Random things I don't understand: 

*how come when you hear your own voice talking it doesn't sound the same as when you hear your voice in a recording?

*why does toast taste different than bread? It's not just a different texture--it actually tastes completely different.

*how does music come from a needle moving through grooves?

*how do cheetahs communicate to one another how they are going to work together to kill the zebra that one of them alone cannot take down? 

*how does DNA pass along what you look like? It's so tiny. How can it have that much information?

I could go on and on. And on. 

I'm not frustrated by my lack of understanding (although I think occasionally Dave might be frustrated with my lack of understanding, but that's only because I keep making him try to explain that speed/time thingy). It's actually, for me, fun. I like finding out things I don't know because I like learning (or trying to learn). I don't ever want to stop being curious. 
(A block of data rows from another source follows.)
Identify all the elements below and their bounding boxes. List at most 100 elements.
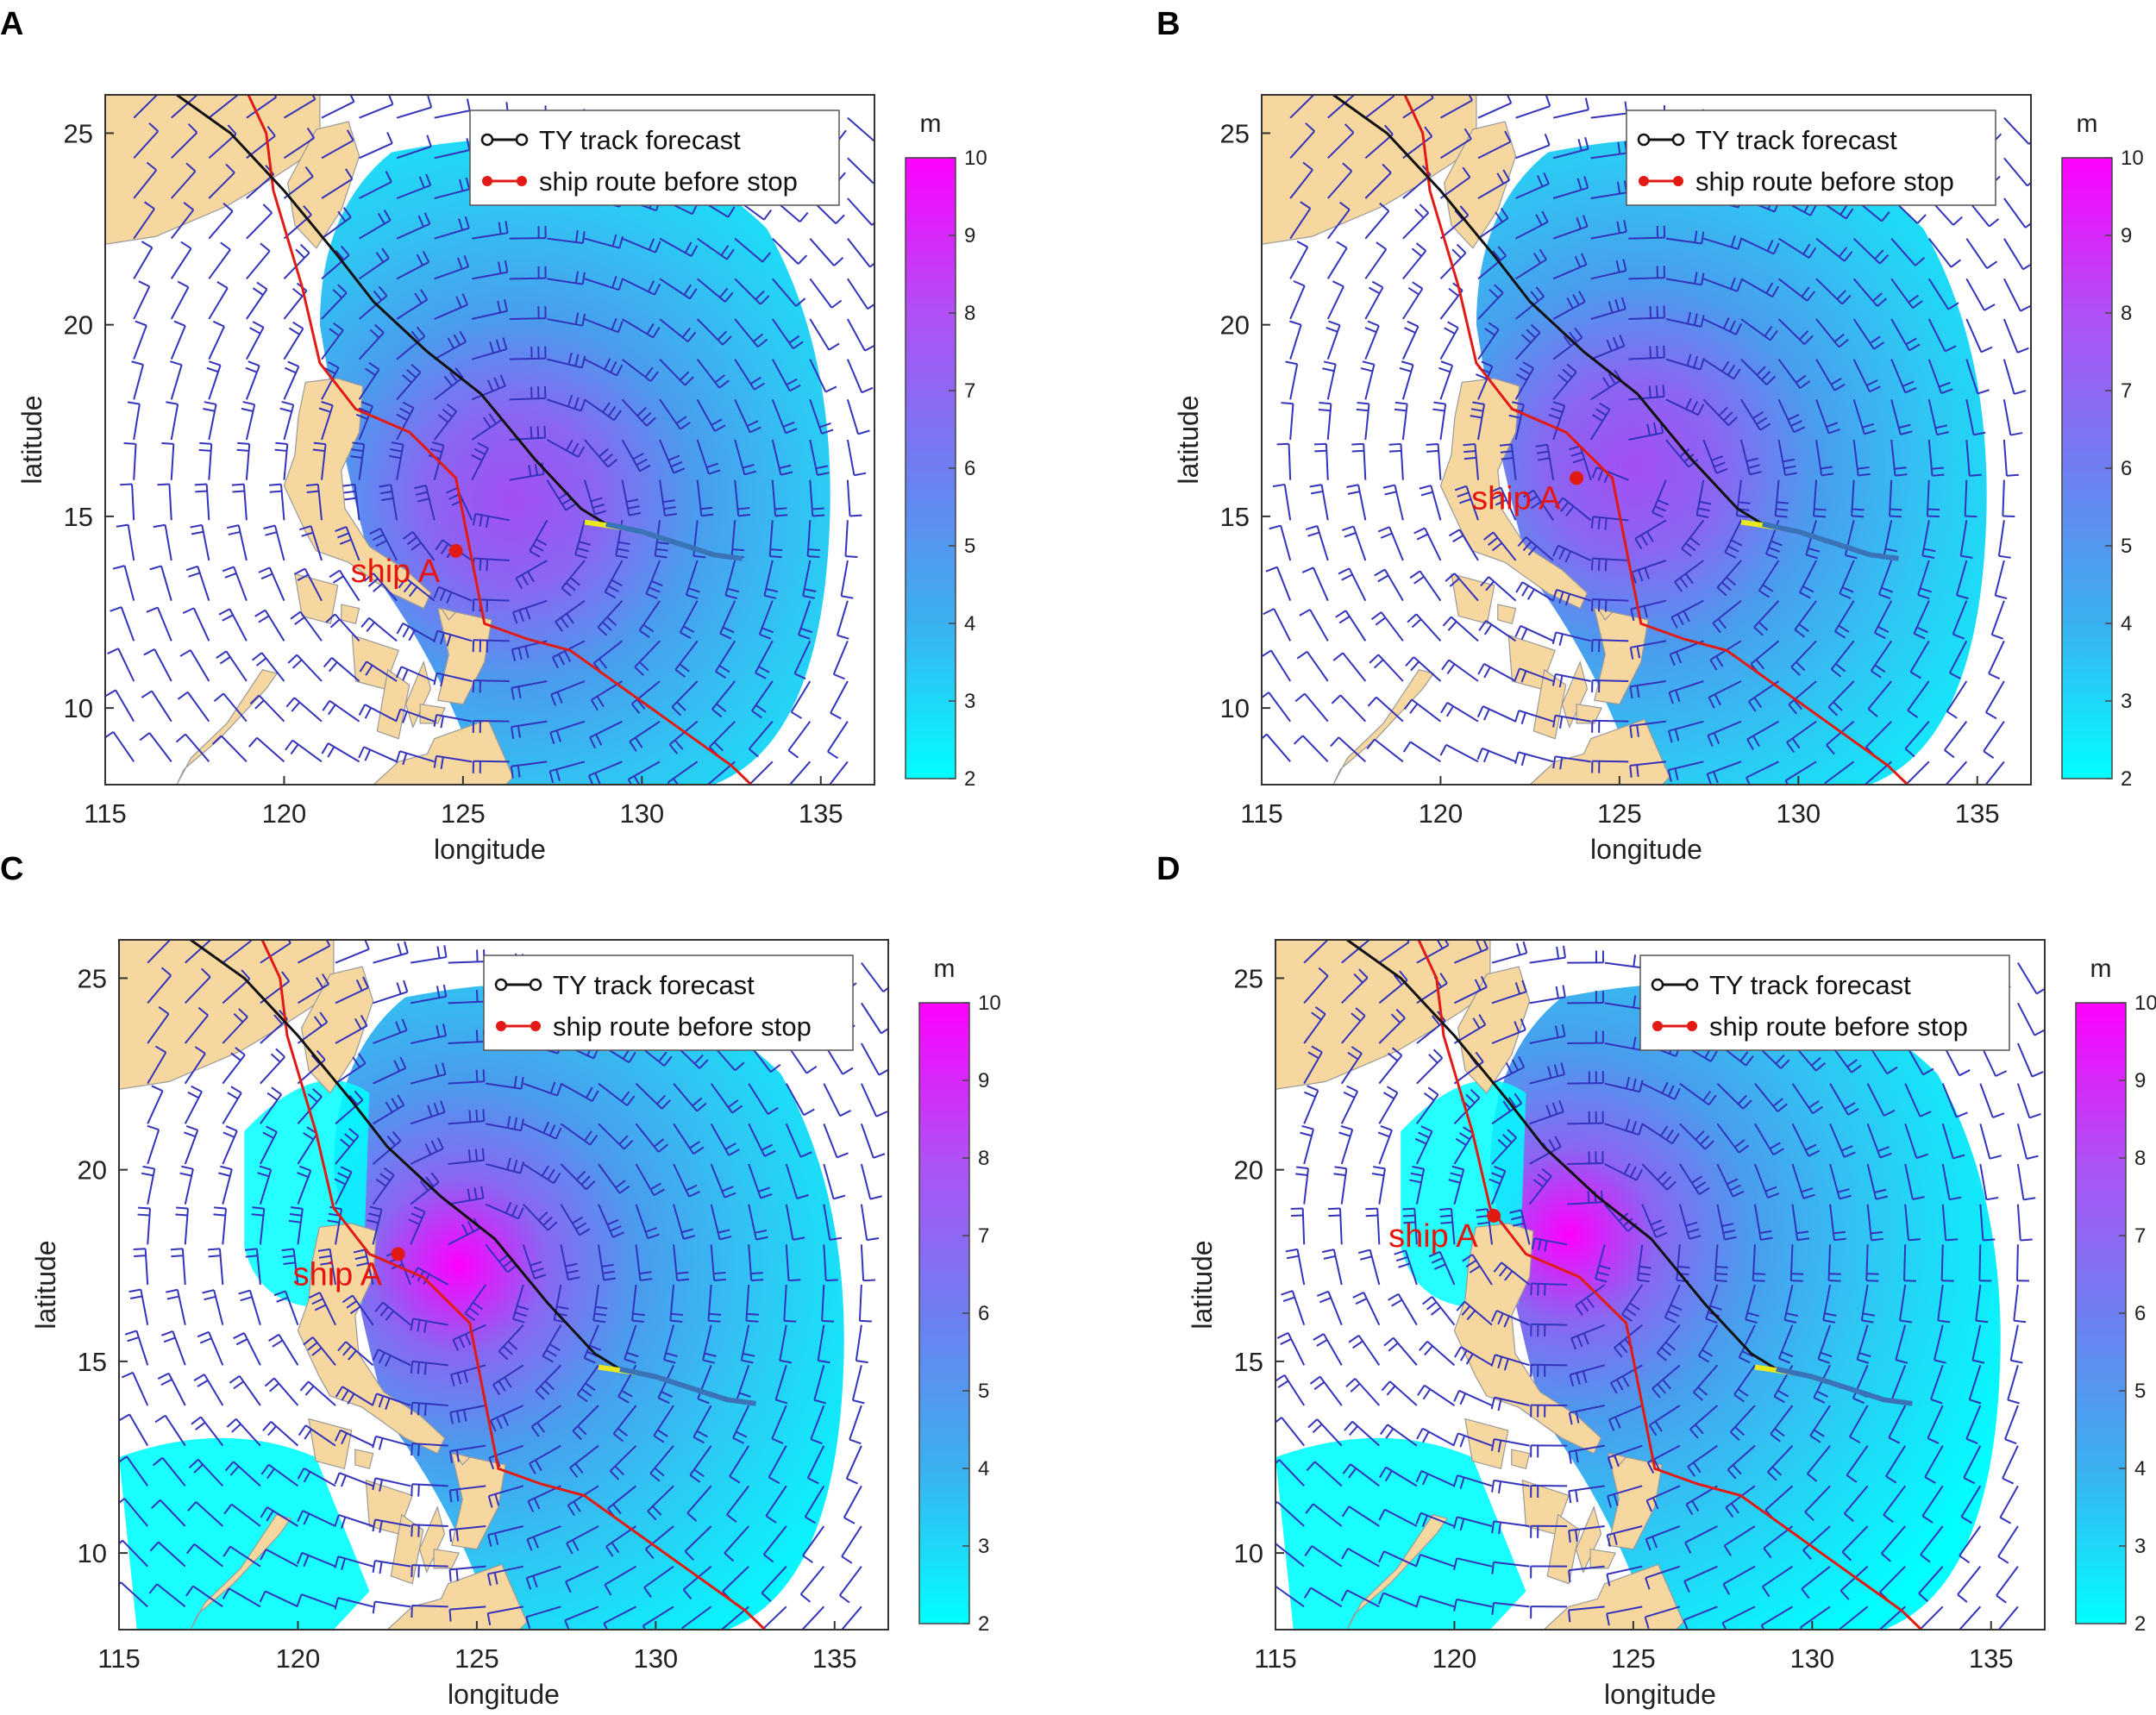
wind-barb-flag [549, 1081, 556, 1094]
wind-barb-flag [1455, 1137, 1467, 1146]
wind-barb [345, 1341, 374, 1367]
wind-barb-flag [1650, 1219, 1663, 1226]
wind-barb-flag [1493, 1261, 1502, 1273]
wind-barb-flag [473, 448, 486, 455]
wind-barb-flag [311, 1298, 323, 1305]
wind-barb-flag [810, 1438, 823, 1445]
wind-barb-flag [1575, 1489, 1579, 1503]
wind-barb-flag [1304, 1545, 1313, 1557]
wind-barb-flag [1943, 789, 1952, 797]
wind-barb-flag [373, 290, 383, 301]
wind-barb-flag [222, 203, 234, 212]
wind-barb-flag [749, 376, 761, 385]
wind-barb-flag [1922, 1067, 1934, 1076]
wind-barb-flag [291, 659, 303, 669]
wind-barb-flag [1318, 967, 1329, 977]
wind-barb-flag [682, 1588, 693, 1599]
wind-barb-flag [184, 1131, 196, 1138]
y-tick-label: 10 [78, 1538, 107, 1568]
wind-barb-flag [402, 401, 415, 409]
wind-barb-flag [329, 569, 341, 578]
wind-barb-flag [175, 733, 186, 743]
wind-barb [1979, 1124, 1991, 1160]
wind-barb-flag [690, 245, 699, 257]
wind-barb-flag [139, 732, 150, 742]
wind-barb [1570, 1364, 1605, 1376]
wind-barb [1483, 662, 1517, 682]
panel-letter: D [1156, 851, 1180, 887]
wind-barb [1707, 720, 1742, 736]
wind-barb-flag [190, 523, 203, 529]
wind-barb-flag [1562, 368, 1573, 379]
wind-barb-flag [220, 241, 231, 251]
colorbar-tick-label: 8 [2121, 302, 2132, 325]
wind-barb [1984, 680, 2005, 713]
wind-barb-flag [785, 428, 798, 435]
ty-track-line [190, 940, 621, 1371]
wind-barb-flag [794, 673, 806, 680]
wind-barb-flag [1501, 1134, 1513, 1143]
wind-barb-flag [317, 1248, 330, 1252]
wind-barb-flag [1563, 335, 1572, 347]
wind-barb [1990, 600, 2005, 635]
wind-barb-flag [252, 1206, 265, 1210]
wind-barb [449, 1444, 486, 1452]
wind-barb [1384, 1508, 1418, 1527]
wind-barb-flag [1551, 673, 1557, 686]
wind-barb [410, 1148, 444, 1165]
wind-barb-flag [1438, 366, 1451, 373]
wind-barb [195, 1501, 223, 1527]
wind-barb-flag [291, 701, 301, 712]
wind-barb-flag [670, 460, 683, 468]
wind-barb [1289, 404, 1294, 441]
legend-ty-marker [480, 133, 494, 147]
wind-barb-flag [487, 379, 494, 392]
wind-barb [168, 484, 172, 521]
wind-barb-flag [856, 1360, 868, 1364]
wind-barb [1420, 1512, 1455, 1527]
wind-barb-flag [467, 1220, 474, 1232]
wind-barb-flag [577, 446, 586, 458]
wind-barb-flag [754, 382, 766, 391]
wind-barb-flag [1541, 210, 1549, 222]
wind-barb-flag [1572, 458, 1585, 464]
wind-barb-flag [716, 703, 727, 712]
wind-barb [472, 232, 508, 240]
wind-barb-flag [1648, 1424, 1658, 1436]
wind-barb-flag [202, 1289, 215, 1294]
wind-barb-flag [596, 696, 605, 707]
wind-barb [133, 169, 158, 199]
wind-barb-flag [1878, 593, 1891, 600]
wind-barb [321, 404, 334, 441]
y-tick-label: 20 [1220, 310, 1250, 341]
wind-barb-flag [1952, 633, 1965, 640]
wind-barb-flag [846, 1478, 858, 1485]
wind-barb [222, 1130, 238, 1165]
wind-barb [273, 525, 285, 561]
wind-barb-flag [1777, 1103, 1788, 1112]
wind-barb-flag [182, 607, 195, 615]
land-palawan [1346, 1514, 1449, 1630]
wind-barb [1852, 359, 1871, 392]
wind-barb-flag [506, 1264, 517, 1274]
wind-barb-flag [649, 1182, 661, 1191]
wind-barb-flag [222, 1546, 231, 1557]
wind-barb [1839, 1605, 1869, 1630]
wind-barb [1604, 961, 1641, 969]
wind-barb [1965, 399, 1975, 435]
wind-barb-flag [1945, 345, 1957, 353]
wind-barb-flag [706, 462, 718, 469]
wind-barb-flag [1322, 367, 1335, 372]
wind-barb-flag [332, 289, 343, 299]
wind-barb-flag [670, 1312, 684, 1316]
wind-barb-flag [209, 360, 221, 366]
wind-barb [841, 1525, 862, 1557]
wind-barb-flag [433, 1102, 440, 1115]
wind-barb-flag [1597, 469, 1604, 481]
wind-barb-flag [630, 703, 641, 714]
wind-barb-flag [1305, 525, 1318, 531]
wind-barb [2002, 359, 2015, 395]
wind-barb-flag [867, 303, 874, 310]
wind-barb-flag [231, 1423, 241, 1433]
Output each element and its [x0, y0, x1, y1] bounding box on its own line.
Years ago, during the George W. Bush administration, I read a quote from then-Secretary of Defense Donald Rumsfeld. He was speaking at a DoD news briefing regarding WMD's and Iraq. Here's what he famously said:

   "There are knowns. There are things we know that we know. There are known unknowns. That is to say there are things that we now know we don't know. But there are also unknown unknowns. There are things we do not know we don't know."

At the time, I thought it was a ridiculous quote. I mocked it, and him. But now I get it. And it pains me to say that in retrospect Donald Rumsfeld was a very wise man.

My hope, for me as well as for both my kids, is that the world always has more than enough knowns, known unknowns, and unknown unknowns.